Charged Dilaton Black Holes with a Cosmological Constant

TL;DR

This paper investigates charged dilaton black holes with a cosmological constant, showing their existence conditions, numerically analyzing anti-de Sitter solutions, and exploring their thermodynamic properties, including extremal cases.

Contribution

It demonstrates the non-existence of such black holes with positive cosmological constant and provides a numerical study of anti-de Sitter solutions with detailed thermodynamics.

Findings

Solutions do not exist for positive cosmological constant.

Asymptotically anti-de Sitter black holes with a single horizon exist for negative cosmological constant.

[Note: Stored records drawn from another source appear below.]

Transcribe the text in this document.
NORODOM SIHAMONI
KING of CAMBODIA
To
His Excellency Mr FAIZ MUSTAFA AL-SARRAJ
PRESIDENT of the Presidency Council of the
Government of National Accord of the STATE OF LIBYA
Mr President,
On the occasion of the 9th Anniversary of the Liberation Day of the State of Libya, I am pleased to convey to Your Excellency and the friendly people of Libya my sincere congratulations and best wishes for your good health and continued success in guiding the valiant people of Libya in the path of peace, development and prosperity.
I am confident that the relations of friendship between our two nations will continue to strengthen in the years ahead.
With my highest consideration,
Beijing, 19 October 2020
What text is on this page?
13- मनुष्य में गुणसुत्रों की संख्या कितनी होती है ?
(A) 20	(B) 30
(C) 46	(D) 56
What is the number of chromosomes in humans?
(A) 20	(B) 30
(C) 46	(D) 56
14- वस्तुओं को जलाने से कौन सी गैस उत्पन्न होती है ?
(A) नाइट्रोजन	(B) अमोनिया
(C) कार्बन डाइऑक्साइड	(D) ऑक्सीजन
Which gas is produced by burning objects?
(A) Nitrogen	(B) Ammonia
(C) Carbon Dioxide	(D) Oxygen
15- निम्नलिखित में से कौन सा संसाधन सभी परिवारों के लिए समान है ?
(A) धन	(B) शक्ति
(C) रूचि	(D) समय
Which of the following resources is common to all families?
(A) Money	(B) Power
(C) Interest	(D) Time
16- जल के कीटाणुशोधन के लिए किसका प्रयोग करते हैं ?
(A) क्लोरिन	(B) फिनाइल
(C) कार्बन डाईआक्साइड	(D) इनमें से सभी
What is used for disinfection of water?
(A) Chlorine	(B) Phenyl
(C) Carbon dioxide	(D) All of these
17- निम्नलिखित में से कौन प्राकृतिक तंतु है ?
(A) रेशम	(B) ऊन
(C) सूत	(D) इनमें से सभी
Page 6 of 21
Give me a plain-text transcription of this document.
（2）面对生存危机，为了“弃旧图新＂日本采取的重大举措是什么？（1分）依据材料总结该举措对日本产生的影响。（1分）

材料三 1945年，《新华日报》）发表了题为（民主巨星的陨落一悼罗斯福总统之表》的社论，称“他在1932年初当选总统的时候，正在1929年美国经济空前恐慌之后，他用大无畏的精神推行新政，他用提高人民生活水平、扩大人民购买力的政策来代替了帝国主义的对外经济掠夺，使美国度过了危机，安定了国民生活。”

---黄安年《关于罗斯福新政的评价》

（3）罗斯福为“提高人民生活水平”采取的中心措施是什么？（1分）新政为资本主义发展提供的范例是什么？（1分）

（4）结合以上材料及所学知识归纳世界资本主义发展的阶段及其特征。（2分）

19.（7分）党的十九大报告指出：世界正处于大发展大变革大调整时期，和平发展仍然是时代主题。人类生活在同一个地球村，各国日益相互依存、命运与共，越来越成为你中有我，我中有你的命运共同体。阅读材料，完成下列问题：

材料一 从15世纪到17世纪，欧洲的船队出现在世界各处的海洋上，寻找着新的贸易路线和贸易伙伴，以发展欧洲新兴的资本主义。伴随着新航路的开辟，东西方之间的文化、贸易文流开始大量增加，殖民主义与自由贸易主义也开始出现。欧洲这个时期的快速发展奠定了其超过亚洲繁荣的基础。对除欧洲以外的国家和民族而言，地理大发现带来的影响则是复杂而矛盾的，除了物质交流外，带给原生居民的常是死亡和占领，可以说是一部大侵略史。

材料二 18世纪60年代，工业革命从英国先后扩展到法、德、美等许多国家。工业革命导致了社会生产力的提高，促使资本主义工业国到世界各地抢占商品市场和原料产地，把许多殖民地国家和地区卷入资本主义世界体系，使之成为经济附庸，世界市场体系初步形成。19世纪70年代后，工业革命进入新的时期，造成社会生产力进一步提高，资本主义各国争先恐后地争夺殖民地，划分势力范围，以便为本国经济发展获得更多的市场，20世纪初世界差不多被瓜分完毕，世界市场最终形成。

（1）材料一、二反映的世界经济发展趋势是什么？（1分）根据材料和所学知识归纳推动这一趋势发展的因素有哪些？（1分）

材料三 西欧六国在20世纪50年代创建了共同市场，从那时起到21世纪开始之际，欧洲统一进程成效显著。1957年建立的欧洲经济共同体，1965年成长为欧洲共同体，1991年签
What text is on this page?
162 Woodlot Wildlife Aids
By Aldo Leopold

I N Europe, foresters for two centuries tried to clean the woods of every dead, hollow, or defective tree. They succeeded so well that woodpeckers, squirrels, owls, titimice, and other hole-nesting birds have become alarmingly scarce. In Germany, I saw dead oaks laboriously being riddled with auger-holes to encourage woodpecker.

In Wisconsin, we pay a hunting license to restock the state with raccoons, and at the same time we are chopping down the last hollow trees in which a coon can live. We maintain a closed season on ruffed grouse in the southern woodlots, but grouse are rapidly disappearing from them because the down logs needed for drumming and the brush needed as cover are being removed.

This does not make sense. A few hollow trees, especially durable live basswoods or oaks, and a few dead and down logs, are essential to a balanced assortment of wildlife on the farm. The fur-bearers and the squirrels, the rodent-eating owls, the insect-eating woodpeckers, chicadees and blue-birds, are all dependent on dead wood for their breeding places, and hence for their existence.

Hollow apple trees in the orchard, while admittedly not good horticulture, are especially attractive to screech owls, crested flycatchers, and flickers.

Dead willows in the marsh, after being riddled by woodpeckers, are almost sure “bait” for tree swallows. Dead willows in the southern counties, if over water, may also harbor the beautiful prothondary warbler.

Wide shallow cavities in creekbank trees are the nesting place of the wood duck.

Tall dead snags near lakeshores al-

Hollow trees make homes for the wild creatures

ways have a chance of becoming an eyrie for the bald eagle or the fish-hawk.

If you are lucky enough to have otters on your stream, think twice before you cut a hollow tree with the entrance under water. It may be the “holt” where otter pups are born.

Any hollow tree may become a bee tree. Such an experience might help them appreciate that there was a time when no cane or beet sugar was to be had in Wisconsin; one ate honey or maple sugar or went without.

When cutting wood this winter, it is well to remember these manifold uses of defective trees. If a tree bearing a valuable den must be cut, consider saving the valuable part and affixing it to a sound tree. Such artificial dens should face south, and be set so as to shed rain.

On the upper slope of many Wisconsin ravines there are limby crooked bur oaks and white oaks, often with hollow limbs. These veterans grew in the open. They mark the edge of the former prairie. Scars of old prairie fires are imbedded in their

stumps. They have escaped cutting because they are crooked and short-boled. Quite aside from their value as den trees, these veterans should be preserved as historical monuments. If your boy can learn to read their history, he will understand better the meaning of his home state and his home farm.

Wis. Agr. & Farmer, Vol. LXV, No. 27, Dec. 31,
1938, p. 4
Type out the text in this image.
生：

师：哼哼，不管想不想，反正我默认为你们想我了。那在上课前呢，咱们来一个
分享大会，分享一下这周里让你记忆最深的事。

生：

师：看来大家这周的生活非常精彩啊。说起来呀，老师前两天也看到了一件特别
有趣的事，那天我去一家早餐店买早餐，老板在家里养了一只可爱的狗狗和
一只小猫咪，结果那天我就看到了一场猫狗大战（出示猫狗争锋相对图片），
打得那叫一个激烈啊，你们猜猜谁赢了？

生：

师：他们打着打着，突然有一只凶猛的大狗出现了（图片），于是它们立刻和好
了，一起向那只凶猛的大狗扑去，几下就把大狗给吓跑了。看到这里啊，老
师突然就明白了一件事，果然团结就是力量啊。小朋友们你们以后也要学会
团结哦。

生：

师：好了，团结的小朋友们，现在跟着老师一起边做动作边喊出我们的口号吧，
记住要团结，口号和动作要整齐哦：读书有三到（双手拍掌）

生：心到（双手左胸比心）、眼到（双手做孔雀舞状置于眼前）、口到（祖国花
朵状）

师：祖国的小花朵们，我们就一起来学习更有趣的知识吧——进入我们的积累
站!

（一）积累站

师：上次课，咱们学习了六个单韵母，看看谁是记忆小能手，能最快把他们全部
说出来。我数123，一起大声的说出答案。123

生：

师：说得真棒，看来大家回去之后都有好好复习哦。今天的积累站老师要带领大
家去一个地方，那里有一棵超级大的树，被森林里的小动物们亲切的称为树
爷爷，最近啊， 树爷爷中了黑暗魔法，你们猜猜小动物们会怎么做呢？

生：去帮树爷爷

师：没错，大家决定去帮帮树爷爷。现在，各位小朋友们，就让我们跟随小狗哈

Extremal solutions have zero entropy and infinite temperature.

Abstract

The properties of static spherically symmetric black holes, which are either electrically or magnetically charged, and which are coupled to the dilaton in the presence of a cosmological constant, are considered. It is shown that such solutions do not exist if the cosmological constant is positive (in arbitrary spacetime dimension >= 4). However, asymptotically anti-de Sitter black hole solutions with a single horizon do exist if the cosmological constant is negative. These solutions are studied numerically in four dimensions and the thermodynamic properties of the solutions are derived. The extreme solutions are found to have zero entropy and infinite temperature for all non-zero values of the dilaton coupling constant.